The Sigma 135mm F1.8 DG HSM Art lens is designed primarily for portrait shooters, with a focal length that creates the bit of compression that’s desirable when photographing faces. The lens is comprised of 13 elements in 10 groups, with both SLD and FLD glass, and has a nine-blade aperture for smooth background defocus.
The lens is noticeably beefy, not unusual at the telephoto range, and not unpleasant, either, just noticeable—as if the lens were built to withstand the abuse of professional life. With a dust- and water-resistant outer coating, the lens can be used in inclement weather without much concern. (I wouldn’t shoot in a downpour with it, though.)
I coupled the camera with both the Canon EOS 5D Mark IV and the new Sony a7R III, via the Sigma MC-11 adapter. In both cases, the lens was incredibly quick to focus (thanks to the hypersonic motor, the “HSM” part of the name) and incredibly quiet (also thanks to that motor). The lens provided accurate focus on the Canon EOS 5D Mark IV, too, as fast as any native lens.
Field-Testing The Sigma 135mm F1.8 DG HSM Art
On the Sony a7R III, the focus had more issues with face detection than a native Sony lens.
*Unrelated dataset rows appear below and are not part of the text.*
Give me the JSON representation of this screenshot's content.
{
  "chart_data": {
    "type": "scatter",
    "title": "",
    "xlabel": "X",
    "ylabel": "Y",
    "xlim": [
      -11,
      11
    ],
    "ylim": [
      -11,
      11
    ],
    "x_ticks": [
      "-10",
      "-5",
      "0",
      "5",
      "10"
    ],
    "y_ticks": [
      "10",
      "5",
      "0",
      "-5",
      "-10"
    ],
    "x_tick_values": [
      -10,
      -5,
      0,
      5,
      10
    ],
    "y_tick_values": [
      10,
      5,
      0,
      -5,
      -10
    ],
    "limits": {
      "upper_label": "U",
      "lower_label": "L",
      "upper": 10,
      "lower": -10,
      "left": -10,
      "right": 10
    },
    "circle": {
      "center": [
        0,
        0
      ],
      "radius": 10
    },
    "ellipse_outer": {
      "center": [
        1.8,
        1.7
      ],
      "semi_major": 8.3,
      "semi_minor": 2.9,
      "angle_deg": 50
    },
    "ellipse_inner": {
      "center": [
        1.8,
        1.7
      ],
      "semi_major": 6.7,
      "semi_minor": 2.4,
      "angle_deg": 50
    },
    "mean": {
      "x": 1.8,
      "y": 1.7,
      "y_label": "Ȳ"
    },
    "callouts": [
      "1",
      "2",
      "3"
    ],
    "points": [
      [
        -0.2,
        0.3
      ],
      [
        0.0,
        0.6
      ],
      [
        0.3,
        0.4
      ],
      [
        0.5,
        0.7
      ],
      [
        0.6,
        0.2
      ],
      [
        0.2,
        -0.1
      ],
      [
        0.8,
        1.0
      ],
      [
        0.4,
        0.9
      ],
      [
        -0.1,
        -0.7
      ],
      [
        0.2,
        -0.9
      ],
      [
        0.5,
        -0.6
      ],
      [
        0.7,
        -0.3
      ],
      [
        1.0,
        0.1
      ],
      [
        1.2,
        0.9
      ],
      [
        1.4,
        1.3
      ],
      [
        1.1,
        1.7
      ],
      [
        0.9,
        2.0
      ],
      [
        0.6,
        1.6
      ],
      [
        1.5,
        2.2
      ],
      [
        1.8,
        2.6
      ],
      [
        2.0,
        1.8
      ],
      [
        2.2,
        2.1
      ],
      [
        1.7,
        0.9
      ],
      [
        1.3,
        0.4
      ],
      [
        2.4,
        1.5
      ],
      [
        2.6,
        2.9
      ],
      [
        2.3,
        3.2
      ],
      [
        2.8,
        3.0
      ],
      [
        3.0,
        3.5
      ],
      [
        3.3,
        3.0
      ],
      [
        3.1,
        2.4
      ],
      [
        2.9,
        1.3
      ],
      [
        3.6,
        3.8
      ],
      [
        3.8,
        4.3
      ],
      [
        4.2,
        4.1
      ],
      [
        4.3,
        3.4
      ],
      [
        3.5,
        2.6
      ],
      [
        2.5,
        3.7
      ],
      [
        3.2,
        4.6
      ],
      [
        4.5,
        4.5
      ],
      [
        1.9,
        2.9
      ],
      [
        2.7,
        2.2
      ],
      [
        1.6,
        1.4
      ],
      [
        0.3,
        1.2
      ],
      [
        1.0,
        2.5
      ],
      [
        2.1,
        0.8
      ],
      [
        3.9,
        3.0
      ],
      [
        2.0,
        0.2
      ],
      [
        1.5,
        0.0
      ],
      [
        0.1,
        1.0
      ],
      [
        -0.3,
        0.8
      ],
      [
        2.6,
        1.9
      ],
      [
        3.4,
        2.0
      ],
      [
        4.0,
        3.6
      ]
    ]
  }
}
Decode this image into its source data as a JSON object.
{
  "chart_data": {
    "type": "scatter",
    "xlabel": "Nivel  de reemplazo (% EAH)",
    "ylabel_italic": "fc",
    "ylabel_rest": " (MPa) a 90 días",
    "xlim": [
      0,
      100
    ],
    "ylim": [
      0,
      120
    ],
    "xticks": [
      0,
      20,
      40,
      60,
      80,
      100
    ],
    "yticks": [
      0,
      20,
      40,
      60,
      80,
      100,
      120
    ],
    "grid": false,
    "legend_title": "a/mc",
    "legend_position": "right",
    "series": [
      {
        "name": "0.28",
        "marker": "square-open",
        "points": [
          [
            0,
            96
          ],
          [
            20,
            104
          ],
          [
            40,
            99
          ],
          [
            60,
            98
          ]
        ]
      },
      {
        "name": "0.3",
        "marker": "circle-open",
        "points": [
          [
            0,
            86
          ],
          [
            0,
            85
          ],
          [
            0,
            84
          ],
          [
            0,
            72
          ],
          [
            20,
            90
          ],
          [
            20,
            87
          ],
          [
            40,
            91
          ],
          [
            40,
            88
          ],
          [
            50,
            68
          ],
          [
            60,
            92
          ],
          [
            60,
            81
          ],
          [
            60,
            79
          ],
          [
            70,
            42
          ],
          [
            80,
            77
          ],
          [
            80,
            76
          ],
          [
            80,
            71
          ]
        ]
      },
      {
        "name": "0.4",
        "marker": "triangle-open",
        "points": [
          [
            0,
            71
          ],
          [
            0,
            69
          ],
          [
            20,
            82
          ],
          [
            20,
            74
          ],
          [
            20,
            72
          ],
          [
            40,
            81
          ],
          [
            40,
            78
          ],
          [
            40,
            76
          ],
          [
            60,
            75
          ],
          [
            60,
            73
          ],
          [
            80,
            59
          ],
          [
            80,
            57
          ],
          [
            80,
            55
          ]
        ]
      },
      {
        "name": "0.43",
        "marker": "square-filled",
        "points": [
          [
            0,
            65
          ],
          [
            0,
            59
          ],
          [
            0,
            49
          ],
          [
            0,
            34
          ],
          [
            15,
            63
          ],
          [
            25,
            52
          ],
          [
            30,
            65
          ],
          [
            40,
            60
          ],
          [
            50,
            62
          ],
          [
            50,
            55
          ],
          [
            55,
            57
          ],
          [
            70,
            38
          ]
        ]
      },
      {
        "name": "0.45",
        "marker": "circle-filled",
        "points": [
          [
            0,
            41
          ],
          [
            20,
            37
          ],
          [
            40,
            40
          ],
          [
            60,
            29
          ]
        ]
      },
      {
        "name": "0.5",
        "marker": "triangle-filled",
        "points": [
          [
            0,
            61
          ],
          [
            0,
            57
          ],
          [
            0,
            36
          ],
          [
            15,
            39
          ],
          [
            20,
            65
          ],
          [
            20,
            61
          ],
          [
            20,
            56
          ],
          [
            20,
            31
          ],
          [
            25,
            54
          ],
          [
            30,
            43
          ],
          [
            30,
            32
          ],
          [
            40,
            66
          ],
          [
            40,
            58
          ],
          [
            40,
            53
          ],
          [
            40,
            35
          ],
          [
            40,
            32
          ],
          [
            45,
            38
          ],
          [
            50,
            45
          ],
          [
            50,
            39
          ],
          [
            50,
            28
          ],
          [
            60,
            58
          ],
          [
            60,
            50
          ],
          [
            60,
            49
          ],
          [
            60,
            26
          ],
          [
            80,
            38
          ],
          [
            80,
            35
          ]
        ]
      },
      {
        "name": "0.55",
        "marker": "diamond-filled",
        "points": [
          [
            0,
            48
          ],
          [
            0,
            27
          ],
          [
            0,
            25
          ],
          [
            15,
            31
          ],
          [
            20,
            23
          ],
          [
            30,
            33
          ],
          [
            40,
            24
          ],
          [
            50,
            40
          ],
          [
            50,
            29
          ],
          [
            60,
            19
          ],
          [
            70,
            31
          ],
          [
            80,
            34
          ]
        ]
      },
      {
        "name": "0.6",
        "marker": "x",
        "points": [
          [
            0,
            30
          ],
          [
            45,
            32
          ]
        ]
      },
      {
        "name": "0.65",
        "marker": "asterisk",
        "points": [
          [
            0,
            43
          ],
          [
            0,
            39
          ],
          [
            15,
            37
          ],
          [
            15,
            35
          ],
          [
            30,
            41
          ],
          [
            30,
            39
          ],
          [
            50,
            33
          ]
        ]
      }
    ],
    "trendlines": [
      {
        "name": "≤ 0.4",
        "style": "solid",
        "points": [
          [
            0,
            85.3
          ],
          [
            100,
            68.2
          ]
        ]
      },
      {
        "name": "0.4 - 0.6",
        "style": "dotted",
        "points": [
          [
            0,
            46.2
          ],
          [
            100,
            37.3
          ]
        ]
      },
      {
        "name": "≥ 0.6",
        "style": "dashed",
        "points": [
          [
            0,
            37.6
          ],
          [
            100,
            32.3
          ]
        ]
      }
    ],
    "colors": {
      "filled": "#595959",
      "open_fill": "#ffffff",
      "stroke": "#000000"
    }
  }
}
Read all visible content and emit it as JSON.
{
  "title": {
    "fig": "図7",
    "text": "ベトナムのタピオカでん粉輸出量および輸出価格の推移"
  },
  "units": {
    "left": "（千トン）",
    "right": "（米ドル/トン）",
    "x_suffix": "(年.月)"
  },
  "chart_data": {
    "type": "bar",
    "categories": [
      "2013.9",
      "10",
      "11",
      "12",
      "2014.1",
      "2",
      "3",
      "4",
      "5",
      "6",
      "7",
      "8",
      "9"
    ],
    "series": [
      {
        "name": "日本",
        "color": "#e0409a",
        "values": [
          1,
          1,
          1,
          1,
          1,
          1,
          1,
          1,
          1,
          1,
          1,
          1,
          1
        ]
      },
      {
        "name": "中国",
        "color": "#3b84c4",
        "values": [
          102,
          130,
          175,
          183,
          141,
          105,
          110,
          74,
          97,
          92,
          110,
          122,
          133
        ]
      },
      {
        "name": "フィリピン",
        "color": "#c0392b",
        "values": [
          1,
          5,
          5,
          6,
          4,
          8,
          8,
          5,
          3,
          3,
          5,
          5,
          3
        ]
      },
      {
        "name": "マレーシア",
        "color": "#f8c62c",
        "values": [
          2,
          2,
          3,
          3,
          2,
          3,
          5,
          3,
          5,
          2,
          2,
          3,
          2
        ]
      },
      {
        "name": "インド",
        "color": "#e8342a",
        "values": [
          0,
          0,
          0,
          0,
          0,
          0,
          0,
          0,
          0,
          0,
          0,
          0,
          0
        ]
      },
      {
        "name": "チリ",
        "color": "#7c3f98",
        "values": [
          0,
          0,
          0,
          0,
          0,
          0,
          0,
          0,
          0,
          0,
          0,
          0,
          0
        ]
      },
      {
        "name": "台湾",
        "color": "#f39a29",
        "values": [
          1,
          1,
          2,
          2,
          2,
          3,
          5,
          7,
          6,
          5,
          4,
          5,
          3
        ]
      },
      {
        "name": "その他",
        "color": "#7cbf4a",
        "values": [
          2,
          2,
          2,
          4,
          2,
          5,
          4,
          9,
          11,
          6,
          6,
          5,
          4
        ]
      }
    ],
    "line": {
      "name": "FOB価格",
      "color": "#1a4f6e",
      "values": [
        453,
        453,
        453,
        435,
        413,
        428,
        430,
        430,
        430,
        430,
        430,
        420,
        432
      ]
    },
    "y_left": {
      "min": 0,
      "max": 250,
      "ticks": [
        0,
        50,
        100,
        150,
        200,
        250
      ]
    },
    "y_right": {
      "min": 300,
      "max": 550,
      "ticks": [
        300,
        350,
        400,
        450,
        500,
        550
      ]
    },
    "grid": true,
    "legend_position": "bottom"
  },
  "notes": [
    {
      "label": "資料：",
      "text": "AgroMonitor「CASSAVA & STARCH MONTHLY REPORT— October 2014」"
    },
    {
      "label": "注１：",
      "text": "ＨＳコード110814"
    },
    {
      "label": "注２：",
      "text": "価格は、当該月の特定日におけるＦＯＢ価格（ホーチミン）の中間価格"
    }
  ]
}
The focus would find a face and occasionally jump off of the face—at least based on the displayed viewfinder points. I found it easier to use a small focus zone with the a7R III, rather than the wide area plus face detection. It’s likely that the jumping focus on the Sony is due to the newness of the a7R III, and that the firmware in the lens will need to be updated. One of the nice things about Sigma lenses that support the company’s USB Dock is that the firmware can be updated easily by connecting it to a computer and downloading the firmware installer. This should allow the lens to improve compatibility with the Sony down the road.
Visually, the Sigma 135mm F1.8 DG HSM Art lens is stunning. Background defocus is beautiful, sharpness is amazing, and the color rendition is excellent. When shooting with the lens, I was able to shoot wide open at ƒ/1.8—which should reveal the most glaring issues with the lens—and found little to complain about. Vignetting was minor at the edges, the details in the subjects were tack-sharp, and the sharpness was maintained close to the edge of the lens as well. When shooting the Sony a7R III with eye detection AF on, even at ƒ/1.8, the subject’s eye and face were spot on every time. At ƒ/2.8 to ƒ/4, images were even sharper and more accurate. There’s a lushness to the background defocus that many companies try to achieve, but not all make it. This lens has the background blur to die for.
The Sigma 135mm F1.8 DG HSM Art lens is around $1,200 (the retail price is $1,300, but sale prices at the time we went to print had it lower). It offers an extremely durable-feeling build quality, exceptional optics and great performance. The medium telephoto range might not be ideal for all subjects, but for the portrait, wedding and fashion shooter, this lens is a perfect solution.